Happiness and realistic optimism

Happiness and realistic optimism

Study: We think on the bright side

Nicole He

Issue date: 10/29/07 Section: News

A recent NYU neuroscience study has revealed that the areas of the human brain responsible for optimism are the same regions accountable for problems linked with depression.

The study, published last week, found that people are likely to visualize future positive events more vividly and within a closer context than future negative events.

The study was administered in the lab of Elizabeth Phelps, an NYU professor of psychology and neuroscience, and headed by Tali Sharot, now a post-doctoral fellow at University College London.

Phelps’ lab focuses on the cognitive science of learning and memory, especially in relation to emotions.

In the experiment, researchers scanned the brain activity of subjects who were asked to imagine past and future events like getting an ID card, winning an award, going to a funeral or the end of a romantic relationship.

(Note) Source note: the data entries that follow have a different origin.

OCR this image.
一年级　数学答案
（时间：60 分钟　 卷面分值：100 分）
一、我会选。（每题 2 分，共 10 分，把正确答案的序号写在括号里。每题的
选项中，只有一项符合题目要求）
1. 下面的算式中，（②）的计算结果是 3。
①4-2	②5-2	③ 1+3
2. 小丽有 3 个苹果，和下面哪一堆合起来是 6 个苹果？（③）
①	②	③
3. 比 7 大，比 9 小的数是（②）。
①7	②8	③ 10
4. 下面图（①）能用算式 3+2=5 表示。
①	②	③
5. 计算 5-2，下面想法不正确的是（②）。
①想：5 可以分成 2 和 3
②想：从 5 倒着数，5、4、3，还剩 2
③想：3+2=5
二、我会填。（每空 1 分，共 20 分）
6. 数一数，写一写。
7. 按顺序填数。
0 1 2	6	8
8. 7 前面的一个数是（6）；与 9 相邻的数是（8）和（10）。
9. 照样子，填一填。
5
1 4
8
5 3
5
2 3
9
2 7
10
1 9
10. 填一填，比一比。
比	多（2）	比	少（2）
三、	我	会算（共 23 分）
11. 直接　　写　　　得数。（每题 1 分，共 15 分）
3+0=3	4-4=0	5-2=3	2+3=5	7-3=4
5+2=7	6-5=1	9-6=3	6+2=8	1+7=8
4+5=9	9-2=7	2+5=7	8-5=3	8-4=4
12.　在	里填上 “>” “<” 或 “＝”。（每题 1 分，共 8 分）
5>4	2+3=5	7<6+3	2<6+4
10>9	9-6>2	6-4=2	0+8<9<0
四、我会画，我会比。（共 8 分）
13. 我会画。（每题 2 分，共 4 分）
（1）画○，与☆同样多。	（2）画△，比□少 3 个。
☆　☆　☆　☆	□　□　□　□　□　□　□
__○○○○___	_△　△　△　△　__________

“When participants imagined positive future events relative to negative ones, enhanced activation was detected in the rostral anterior cingulate and amygdala, which are the same brain areas that seem to malfunction in depression,” Sharot said in a press release.

Although a human optimism bias was already known by psychologists, this is the first study of its type linking emotions and the way we perceive our futures, Phelps said in a phone interview.

“What we found was that there is no real difference in memories of the past between positive and negative events, but positive events in the future seemed more vivid and in the moment,” Phelps said.

The researchers ran into the optimism bias when they were doing experiments to learn more about the way people think about future images.

“We found that it was very hard to get people to project neutral things in the future – only positive things,” Phelps said.

When asked to think about getting a future haircut, subjects virtually only thought about getting “the best haircut ever,” Phelps said. “People just don’t want to project boring haircuts in the future.”

CAS senior Dave Johnson, who worked on the study, said the results have significance in the lives of college students. A healthy level of optimism is important, he said.

“If we’re overconfident about how we might do on a test, for example, that might cause us to understudy,” Johnson said. “Conversely, if we’re underconfident it might cause us to become frustrated, leading to a bad grade.”

The findings may open up new avenues of research in the medical field.

“As we understand something like the optimism bias, we can maybe begin to identify mental disorders which can help aid medical research,” Phelps said. “The better we are at understanding how we live adaptively, the better we’re going to be at figuring out what we do when we don’t.”